Et chez nous, dans la Douce France?

Plus de 300000 personnes qui battent le pavé dans toute la France pour protester contre les suppressions de postes dans l'EN et le prez, qu'est-ce qu'il fait?
Il ignore la question et vient nous bassiner à la télé avec un problème marginal: la garderie pour enfants.
Il va faire une loi, là-dessus, évidemment. Qui partira comme les autres au cimetière des lois qu'il a pondues ou fait pondre depuis 2001.
Encore une mauvaise réponse. Son souci, ce n'est pas de faire instruire les enfants toute l'année par du personnel formé, mais de les faire garder à l'occasion par n'importe qui. C'est dire la haute considération qu'il porte à l'Education.
Pauvre débile.
Je rêve, ou c'est un cauchemar?

Pire encore: pour relancer le pouvoir des chats, une seule solution: multiplier les supermarchés.

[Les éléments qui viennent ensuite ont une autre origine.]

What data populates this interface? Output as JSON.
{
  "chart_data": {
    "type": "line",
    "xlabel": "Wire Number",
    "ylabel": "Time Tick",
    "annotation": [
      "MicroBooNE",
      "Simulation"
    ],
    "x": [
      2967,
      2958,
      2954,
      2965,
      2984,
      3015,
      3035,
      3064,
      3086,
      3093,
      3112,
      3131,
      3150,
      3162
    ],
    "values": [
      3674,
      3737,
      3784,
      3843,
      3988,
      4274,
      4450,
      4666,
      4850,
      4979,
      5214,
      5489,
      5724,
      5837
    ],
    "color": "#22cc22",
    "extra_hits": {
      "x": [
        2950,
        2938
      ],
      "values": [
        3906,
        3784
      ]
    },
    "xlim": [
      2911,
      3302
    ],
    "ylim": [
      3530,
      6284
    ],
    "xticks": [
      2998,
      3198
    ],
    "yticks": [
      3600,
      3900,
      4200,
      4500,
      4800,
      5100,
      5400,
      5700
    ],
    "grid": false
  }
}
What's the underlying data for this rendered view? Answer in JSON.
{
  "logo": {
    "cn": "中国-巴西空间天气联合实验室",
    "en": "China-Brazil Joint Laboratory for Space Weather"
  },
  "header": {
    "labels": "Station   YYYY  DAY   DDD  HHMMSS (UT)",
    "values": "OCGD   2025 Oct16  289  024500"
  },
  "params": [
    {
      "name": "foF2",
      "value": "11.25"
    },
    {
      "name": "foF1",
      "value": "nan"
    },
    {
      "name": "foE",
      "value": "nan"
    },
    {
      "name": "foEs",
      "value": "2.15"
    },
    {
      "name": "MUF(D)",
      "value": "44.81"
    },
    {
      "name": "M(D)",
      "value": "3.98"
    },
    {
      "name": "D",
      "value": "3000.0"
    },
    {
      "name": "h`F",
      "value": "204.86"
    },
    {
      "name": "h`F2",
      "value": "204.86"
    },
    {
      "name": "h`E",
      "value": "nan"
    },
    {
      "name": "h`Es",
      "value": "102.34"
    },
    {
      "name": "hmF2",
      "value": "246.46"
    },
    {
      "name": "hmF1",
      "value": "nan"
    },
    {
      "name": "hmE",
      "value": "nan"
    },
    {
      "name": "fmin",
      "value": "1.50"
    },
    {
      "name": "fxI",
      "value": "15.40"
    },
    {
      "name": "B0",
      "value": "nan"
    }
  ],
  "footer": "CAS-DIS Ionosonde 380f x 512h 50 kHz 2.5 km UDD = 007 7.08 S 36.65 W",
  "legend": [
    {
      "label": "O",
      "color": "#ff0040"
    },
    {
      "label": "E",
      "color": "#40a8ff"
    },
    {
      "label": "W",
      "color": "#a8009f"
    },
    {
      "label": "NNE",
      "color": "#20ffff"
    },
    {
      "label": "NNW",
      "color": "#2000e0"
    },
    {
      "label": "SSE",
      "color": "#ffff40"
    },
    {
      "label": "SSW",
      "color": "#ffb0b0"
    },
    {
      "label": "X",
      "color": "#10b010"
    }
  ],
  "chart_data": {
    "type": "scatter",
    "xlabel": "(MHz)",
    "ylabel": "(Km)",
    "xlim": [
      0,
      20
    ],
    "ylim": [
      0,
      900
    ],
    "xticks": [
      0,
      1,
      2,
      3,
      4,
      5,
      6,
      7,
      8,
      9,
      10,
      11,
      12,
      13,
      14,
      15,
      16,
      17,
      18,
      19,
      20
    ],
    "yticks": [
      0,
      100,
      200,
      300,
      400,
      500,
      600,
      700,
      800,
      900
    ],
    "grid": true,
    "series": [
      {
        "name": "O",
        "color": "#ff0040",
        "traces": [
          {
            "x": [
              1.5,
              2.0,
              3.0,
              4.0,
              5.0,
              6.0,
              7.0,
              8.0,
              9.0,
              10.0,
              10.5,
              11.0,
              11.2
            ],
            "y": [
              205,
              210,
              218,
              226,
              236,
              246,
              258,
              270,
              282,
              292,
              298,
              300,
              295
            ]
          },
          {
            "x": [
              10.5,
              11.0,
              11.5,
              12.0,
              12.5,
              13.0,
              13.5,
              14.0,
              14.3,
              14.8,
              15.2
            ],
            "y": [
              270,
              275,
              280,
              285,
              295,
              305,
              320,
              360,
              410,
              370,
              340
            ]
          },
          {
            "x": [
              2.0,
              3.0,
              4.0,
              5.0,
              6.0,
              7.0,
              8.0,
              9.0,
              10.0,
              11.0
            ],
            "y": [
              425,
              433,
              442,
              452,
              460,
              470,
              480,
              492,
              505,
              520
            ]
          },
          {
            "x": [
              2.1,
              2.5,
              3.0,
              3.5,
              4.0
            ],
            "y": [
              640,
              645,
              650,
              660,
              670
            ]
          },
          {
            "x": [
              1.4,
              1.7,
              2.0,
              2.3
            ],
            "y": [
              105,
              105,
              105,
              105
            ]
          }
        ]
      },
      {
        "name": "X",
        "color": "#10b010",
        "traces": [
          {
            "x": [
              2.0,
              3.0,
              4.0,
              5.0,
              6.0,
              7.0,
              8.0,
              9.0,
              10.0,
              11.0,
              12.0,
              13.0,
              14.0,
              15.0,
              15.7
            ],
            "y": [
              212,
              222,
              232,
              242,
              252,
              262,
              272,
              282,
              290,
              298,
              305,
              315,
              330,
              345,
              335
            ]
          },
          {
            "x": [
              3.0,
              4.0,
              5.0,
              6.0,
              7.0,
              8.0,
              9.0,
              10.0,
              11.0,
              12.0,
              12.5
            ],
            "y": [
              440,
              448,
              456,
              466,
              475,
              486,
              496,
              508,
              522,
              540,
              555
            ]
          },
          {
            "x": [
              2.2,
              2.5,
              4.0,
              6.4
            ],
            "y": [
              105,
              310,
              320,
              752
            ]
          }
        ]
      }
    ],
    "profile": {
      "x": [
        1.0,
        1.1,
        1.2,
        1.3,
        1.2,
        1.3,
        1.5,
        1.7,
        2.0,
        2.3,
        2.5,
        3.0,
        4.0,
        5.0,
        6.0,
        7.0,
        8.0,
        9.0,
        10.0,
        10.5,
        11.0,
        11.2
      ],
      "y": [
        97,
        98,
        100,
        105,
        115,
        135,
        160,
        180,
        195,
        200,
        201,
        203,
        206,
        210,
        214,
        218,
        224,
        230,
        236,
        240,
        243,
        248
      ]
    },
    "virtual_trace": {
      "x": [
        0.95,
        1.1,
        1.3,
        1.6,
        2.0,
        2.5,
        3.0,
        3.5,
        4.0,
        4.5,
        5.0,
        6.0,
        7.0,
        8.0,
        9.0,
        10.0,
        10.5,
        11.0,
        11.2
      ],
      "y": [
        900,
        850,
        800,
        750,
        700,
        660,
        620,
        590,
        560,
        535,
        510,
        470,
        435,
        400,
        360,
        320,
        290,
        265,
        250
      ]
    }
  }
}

Voilà encore une idée qu'elle est bonne. Même un gamin de quatre ans comprendrait tout de suite que ce n'est pas la solution au problème.
En effet, pour faire baisser les prix, il faut squeezer tous ceux qui font partie du maillon de la chaîne.
Et d'abord les producteurs. Ce qui veut dire que les petits producteurs, ne pouvant pas s'aligner, disparaîtront et que les agro-industriels tacleront côté main d'œuvre (voir plus haut) et qualité des produits s'ils veulent conserver leur marge.
Faire baisser les prix, c'est s'en prendre aux travailleurs de tous les secteurs, depuis les usines de production jusqu'aux employés de supermarchés.
Multiplier les grandes surfaces, c'est condamner le commerce de proximité, imposer encore et encore la voiture comme mode de transport, vider les centres-villes, abandonner les personnes âgées, les pauvres et les handicapés à leur triste sort. Mais au train où ça va, on est tranquilles: ils seront morts avant.
Alors? On parle du pouvoir d'achat de qui, grosse truffe? Du "petit peuple" ou des bouffis qui t'ont assis sur ton trône de merde?
Allez, ah! Tu me débectes. Et ta clique d'abrutis aussi.
Quand je pense qu'Attali s'est prêté à cette mascarade.
Enfin, "prêté", je veux dire "vendu".
Mais il n'est pas à ça près lui non plus.